In a white paper published in 2016, Uber had said it would create a network of on-demand, fully electric aircraft that take off and land vertically.
“Essentially what we want to create (through Uber Elevate) is not only an Uber on the ground but also an Uber in the sky,” Uber CEO Dara Khosrowshahi told a press event in New Delhi last month.
“They will be safe, they will be quieter, we are talking to manufacturers right now, and we are talking to cities about how you have to build this technology to be safe, what kind of air route can you create, from city centres to airports etc. Ultimately it is very much in the interest of a number of cities to solve congestion problems and create high-speed quarters for travel within their cities,” says Khosrowshahi.

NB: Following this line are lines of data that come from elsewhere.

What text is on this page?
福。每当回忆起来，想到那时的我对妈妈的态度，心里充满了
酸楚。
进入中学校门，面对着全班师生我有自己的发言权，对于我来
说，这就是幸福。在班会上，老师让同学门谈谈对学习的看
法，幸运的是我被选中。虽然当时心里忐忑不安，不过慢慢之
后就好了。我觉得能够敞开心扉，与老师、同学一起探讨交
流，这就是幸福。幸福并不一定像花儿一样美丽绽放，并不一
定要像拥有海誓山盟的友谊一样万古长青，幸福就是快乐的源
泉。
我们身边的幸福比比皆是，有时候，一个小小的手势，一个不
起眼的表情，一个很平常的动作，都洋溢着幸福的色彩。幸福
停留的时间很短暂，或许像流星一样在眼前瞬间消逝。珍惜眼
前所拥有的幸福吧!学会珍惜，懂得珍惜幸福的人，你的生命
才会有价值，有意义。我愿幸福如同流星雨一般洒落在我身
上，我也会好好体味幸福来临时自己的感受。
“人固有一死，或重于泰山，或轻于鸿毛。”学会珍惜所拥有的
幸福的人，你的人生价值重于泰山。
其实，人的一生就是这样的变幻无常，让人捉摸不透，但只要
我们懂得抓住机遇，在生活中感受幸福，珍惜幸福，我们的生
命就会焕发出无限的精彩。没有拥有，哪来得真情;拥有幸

This week the technology giant plans to host officials including Donald Trump’s transport chief, and the head of America’s airspace watchdog, at a summit in Los Angeles, at which it hopes to establish itself as a leader in urban flight. Uber has already hired senior Nasa and aerospace employees to deliver chief executive Dara Khosrowshahi’s plans.

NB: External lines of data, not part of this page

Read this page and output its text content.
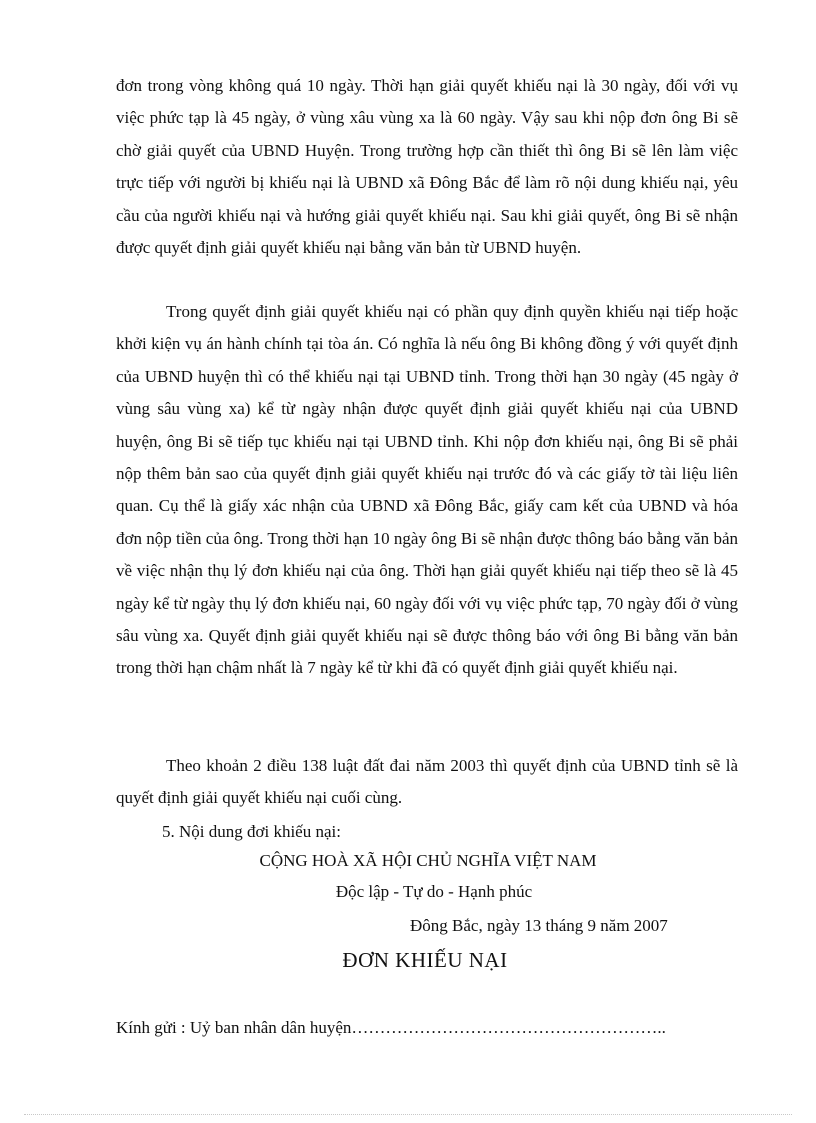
đơn trong vòng không quá 10 ngày. Thời hạn giải quyết khiếu nại là 30 ngày, đối với vụ việc phức tạp là 45 ngày, ở vùng xâu vùng xa là 60 ngày. Vậy sau khi nộp đơn ông Bi sẽ chờ giải quyết của UBND Huyện. Trong trường hợp cần thiết thì ông Bi sẽ lên làm việc trực tiếp với người bị khiếu nại là UBND xã Đông Bắc để làm rõ nội dung khiếu nại, yêu cầu của người khiếu nại và hướng giải quyết khiếu nại. Sau khi giải quyết, ông Bi sẽ nhận được quyết định giải quyết khiếu nại bằng văn bản từ UBND huyện.

Trong quyết định giải quyết khiếu nại có phần quy định quyền khiếu nại tiếp hoặc khởi kiện vụ án hành chính tại tòa án. Có nghĩa là nếu ông Bi không đồng ý với quyết định của UBND huyện thì có thể khiếu nại tại UBND tỉnh. Trong thời hạn 30 ngày (45 ngày ở vùng sâu vùng xa) kể từ ngày nhận được quyết định giải quyết khiếu nại của UBND huyện, ông Bi sẽ tiếp tục khiếu nại tại UBND tỉnh. Khi nộp đơn khiếu nại, ông Bi sẽ phải nộp thêm bản sao của quyết định giải quyết khiếu nại trước đó và các giấy tờ tài liệu liên quan. Cụ thể là giấy xác nhận của UBND xã Đông Bắc, giấy cam kết của UBND và hóa đơn nộp tiền của ông. Trong thời hạn 10 ngày ông Bi sẽ nhận được thông báo bằng văn bản về việc nhận thụ lý đơn khiếu nại của ông. Thời hạn giải quyết khiếu nại tiếp theo sẽ là 45 ngày kể từ ngày thụ lý đơn khiếu nại, 60 ngày đối với vụ việc phức tạp, 70 ngày đối ở vùng sâu vùng xa. Quyết định giải quyết khiếu nại sẽ được thông báo với ông Bi bằng văn bản trong thời hạn chậm nhất là 7 ngày kể từ khi đã có quyết định giải quyết khiếu nại.

Theo khoản 2 điều 138 luật đất đai năm 2003 thì quyết định của UBND tỉnh sẽ là quyết định giải quyết khiếu nại cuối cùng.

5. Nội dung đơi khiếu nại:

CỘNG HOÀ XÃ HỘI CHỦ NGHĨA VIỆT NAM

Độc lập - Tự do - Hạnh phúc

Đông Bắc, ngày 13 tháng 9 năm 2007

ĐƠN KHIẾU NẠI

Kính gửi : Uỷ ban nhân dân huyện………………………………………………..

The projected time frame for delivering the flying vehicles and for building physical and technological networks to support them is a mere five years. They would initially be human-piloted vehicles–but per Uber’s sales pitch, would evolve into fully autonomous ride-sharing flyers.
Uber is not alone in the race. At least 19 companies are also developing flying-car plans, according to The Verge. These include manufacturers like Boeing and Airbus, and small startups like Kitty Hawk, who were testing their flying vehicles in Christchurch, New Zealand earlier this year. Meanwhile, Uber has made significant strides in partnering with a handful of aircraft manufacturers, real estate firms, and regulators to better its chances of developing a fully functional, on-demand flying taxi service.